Public furor after man's death linked to search engine ad
Chinese authorities have dispatched a team of investigators to tech giant Baidu after a 21-year-old student died when he acted upon a top search engine result in his quest to be cured from a rare cancer, only to receive substandard treatment.
An announcement sent to the Global Times from the Cyberspace Administration of China (CAC) states that a joint investigation into Baidu over paid prominent listings will be carried out by the CAC and other departments, including the National Health and Family Planning Commission.
Baidu founder Li Yanhong was allegedly summoned by the CAC Monday afternoon to discuss the case, news portal caixin.com reported.
Wei Zexi, from Shaanxi Province died from synovial sarcoma on April 12. His family said they spent 200,000 yuan ($31,000) on immunotherapy at a biomedical department of the Second Hospital of Beijing Armed Police Corps in the city's Xicheng district after finding the hospital's information on Baidu.
The hospital boasted its immunotherapy was the "most advanced technology in cooperation with Stanford University."
But Wei saw no improvement in his condition and the alleged "cooperation with Stanford" was nothing but a fraud.
Zhan Juan, an editor of Bloomberg Businessweek was quoted as saying by news portal thepaper.com on Monday that Stanford has denied it has any form of cooperation with the hospital.
Calls to the hospital went unanswered on Monday and the hospital's website became unavailable after the case went viral online.
The case was vehemently discussed on Chinese cyberspace over the weekend, with many demanding the search engine's top-ranked paid-for listings for medical facilities be banned once and for all.
Other commentators, such as Xiakedao, a WeChat account related to the Party-run newspaper People's Daily, said the case was yet another example of how some companies have crossed the moral lines in search of profits and urged the Chinese authorities to reign in "the beast of capital" to prevent it from corroding the country's morals, basic rights and even the basis of governance.
The scandal also created another public relations disaster for the search engine giant which was only recently attacked for selling a number of its disease-related forums to dubious hospitals.
Baidu said on Monday that it welcomed the investigation and would cooperate with competent authorities' supervision, leaving no space for Internet fraud and crimes.
The company currently holds more than 60 percent of China's search engine market.
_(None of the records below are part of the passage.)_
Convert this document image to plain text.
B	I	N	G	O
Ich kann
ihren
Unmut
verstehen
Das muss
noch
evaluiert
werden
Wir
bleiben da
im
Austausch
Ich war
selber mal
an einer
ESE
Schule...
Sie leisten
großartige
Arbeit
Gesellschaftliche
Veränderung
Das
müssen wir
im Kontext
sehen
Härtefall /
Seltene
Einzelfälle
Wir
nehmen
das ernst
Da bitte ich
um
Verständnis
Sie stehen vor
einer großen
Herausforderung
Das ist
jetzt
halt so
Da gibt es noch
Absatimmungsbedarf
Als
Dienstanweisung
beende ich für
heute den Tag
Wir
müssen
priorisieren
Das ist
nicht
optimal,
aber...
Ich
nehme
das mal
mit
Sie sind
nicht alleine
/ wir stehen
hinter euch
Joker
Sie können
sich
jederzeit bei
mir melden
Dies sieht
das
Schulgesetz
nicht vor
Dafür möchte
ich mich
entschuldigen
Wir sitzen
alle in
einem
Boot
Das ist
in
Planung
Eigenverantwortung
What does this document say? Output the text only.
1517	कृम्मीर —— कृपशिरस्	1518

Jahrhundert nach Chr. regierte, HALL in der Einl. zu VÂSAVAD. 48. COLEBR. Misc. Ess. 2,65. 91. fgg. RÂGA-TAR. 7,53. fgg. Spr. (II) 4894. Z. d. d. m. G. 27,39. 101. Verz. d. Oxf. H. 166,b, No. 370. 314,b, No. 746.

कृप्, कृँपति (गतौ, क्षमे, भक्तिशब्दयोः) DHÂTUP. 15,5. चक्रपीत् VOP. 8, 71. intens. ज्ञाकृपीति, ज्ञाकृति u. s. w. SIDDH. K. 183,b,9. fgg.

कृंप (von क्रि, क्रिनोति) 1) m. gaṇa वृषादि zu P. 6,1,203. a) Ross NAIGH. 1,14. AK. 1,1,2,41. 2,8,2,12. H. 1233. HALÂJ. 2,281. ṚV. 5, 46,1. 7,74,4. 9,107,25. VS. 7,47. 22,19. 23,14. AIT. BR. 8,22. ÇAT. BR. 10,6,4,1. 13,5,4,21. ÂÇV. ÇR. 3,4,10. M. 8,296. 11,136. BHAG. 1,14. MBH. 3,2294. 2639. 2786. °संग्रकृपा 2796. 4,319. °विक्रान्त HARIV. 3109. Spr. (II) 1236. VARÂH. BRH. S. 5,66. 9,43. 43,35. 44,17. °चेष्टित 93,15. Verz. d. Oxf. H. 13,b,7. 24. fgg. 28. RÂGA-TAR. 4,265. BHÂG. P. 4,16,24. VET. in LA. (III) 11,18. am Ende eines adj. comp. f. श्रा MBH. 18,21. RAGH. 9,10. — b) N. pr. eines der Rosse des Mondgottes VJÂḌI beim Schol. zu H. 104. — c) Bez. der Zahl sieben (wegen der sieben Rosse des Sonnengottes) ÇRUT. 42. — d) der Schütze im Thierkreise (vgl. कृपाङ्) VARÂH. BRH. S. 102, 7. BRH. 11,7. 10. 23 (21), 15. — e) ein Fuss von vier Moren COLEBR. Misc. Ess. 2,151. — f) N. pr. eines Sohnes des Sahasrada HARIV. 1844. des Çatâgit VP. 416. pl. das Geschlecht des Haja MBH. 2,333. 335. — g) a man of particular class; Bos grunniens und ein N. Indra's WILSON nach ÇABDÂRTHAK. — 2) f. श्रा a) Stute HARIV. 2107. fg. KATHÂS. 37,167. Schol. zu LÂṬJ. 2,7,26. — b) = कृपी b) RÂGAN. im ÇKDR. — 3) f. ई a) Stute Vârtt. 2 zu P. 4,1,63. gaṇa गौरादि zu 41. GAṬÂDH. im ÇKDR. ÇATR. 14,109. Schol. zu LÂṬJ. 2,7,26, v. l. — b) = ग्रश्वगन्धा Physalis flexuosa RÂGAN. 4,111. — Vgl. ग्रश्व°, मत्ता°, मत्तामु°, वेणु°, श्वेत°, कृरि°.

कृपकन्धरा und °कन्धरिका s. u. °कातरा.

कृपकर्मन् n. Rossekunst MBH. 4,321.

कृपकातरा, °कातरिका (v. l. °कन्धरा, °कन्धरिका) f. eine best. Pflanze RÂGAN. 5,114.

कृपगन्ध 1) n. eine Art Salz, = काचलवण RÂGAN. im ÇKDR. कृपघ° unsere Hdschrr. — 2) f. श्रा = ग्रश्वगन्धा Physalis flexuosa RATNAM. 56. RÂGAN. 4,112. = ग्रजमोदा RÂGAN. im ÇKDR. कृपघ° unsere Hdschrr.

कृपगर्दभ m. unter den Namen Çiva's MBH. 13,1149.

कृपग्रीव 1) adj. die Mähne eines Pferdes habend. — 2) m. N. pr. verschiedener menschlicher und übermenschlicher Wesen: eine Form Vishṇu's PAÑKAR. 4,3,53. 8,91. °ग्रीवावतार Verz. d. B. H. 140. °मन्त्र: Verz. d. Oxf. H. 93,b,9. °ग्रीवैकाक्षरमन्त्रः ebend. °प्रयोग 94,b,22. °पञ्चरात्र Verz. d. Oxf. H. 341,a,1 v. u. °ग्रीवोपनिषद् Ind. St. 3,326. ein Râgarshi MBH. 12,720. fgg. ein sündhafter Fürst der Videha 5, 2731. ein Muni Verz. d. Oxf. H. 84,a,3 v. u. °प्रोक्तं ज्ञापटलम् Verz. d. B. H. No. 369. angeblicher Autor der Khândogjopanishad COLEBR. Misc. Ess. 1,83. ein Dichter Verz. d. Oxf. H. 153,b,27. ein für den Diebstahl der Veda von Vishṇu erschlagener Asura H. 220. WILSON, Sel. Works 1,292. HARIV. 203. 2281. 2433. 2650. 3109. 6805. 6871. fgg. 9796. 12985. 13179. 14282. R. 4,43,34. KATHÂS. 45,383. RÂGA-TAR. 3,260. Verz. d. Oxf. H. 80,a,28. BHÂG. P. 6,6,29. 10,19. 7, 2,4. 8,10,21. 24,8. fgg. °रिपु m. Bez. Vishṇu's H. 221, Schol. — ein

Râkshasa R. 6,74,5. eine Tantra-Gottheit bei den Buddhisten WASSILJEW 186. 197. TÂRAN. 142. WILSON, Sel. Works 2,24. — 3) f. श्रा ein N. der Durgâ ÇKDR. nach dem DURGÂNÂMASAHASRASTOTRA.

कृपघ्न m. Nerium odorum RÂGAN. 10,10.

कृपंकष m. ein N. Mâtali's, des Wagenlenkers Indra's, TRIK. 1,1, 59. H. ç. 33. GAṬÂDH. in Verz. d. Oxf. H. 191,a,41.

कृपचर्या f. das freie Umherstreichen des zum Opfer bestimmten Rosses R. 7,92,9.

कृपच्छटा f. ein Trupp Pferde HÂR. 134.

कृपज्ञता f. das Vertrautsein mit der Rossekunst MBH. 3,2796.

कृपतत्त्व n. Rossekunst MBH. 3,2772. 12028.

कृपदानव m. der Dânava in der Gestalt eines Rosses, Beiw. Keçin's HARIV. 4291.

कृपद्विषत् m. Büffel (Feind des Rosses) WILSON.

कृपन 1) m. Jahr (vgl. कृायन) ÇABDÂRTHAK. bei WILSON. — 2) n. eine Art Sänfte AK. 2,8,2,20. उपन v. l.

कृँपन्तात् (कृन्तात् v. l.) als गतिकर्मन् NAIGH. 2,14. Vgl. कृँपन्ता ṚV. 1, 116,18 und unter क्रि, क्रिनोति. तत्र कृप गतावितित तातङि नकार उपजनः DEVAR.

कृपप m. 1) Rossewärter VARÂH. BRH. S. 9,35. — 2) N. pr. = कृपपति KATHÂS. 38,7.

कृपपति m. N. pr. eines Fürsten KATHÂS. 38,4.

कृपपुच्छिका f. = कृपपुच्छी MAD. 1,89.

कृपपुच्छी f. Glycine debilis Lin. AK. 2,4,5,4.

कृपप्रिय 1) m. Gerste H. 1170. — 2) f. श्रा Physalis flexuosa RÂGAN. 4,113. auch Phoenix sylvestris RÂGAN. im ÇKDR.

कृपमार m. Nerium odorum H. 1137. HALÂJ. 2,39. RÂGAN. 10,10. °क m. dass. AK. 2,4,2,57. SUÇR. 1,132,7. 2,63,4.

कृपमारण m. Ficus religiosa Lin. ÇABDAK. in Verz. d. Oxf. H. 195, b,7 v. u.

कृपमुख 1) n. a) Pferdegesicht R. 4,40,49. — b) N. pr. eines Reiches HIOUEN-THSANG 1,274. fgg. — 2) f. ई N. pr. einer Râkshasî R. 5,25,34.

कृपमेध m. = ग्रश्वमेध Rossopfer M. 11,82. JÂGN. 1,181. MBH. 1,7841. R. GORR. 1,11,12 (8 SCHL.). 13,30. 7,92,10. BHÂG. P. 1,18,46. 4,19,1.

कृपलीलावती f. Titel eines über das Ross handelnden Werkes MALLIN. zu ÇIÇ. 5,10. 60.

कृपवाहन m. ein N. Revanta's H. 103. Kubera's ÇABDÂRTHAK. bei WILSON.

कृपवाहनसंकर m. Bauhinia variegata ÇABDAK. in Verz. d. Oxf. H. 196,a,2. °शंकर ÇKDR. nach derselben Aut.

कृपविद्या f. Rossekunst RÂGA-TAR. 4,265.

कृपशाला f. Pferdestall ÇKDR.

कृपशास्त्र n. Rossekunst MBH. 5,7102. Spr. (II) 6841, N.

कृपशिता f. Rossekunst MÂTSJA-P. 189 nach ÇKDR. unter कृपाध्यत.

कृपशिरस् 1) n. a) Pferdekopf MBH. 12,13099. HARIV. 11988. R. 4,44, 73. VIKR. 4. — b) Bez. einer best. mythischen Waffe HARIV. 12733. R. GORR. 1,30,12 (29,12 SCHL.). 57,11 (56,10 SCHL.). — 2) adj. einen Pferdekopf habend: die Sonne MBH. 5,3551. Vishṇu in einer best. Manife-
Meanwhile, the biomedical department of the Armed Police hospital has been shut down, Beijing Youth Daily reported on Monday.
Promoted listings
According to a poll conducted by sina.com on Monday, which attracted more than 17,000 responses as of press time, over 50 percent said "the inaction of medical regulators" was the main reason for Wei's death, while more than 35 percent blamed Baidu's system of search engine optimization, in which paid-for advertising can be promoted at the top of the search listings.
More than 47 percent of the respondents said that Baidu should not "promote medical ads," and more than 38 percent think Baidu should check medical facilities' qualifications.
The biomedical department which provided Wei's immunotherapy is run by entrepreneurs from Putian county in East China's Fujian Province, news portal ifeng.com reported on Monday.
The expansion of Putianese-owned medical facilities has led to booming ad revenue at Baidu.
In 2013, Liang Jianyong, the Communist Party chief in Putian, said that Putianese-owned private hospitals contributed 12 billion yuan of a total of 26 billion yuan of Baidu's online ad revenue in 2013, media reported.
A private hospital in a first-tier city could spend as much as 1 million yuan monthly on Baidu, the general manager of a Putianese-owned private hospital previously told the Global Times.
Baidu gives prominence to the highest bidder for keywords such as "women's hospital" and "infertility" in search results, and private hospitals pay Baidu per click, each of which costs several hundred yuan, he said.
Legal loopholes
This is not the first time that Baidu has incurred public wrath for medical reasons. In January, Baidu sold the management rights of a number of disease-related forums, turning them from message boards for patients and their families to a platform where misleading medical ads are rampant.
"Baidu has repeatedly provided fake or inaccurate medical information, but it hasn't received serious punishment so far, which shows the country's unsound legal system on cyberspace, as well as its relatively weak law enforcement ability," Qin An, a cyber-security expert at the China Institute for Innovation and Development Strategy, said, adding that such "Internet fraud" should be punished severely.
Google forfeited $500 million in 2011 for allowing online pharmacies to place ads which led to the unlawful importation of controlled and non-controlled prescription drugs into the US.
"It's necessary to make a law on cyber security in China, as now the country's cyber space faces many new challenges and has a limited legal base to rely on," Qin said.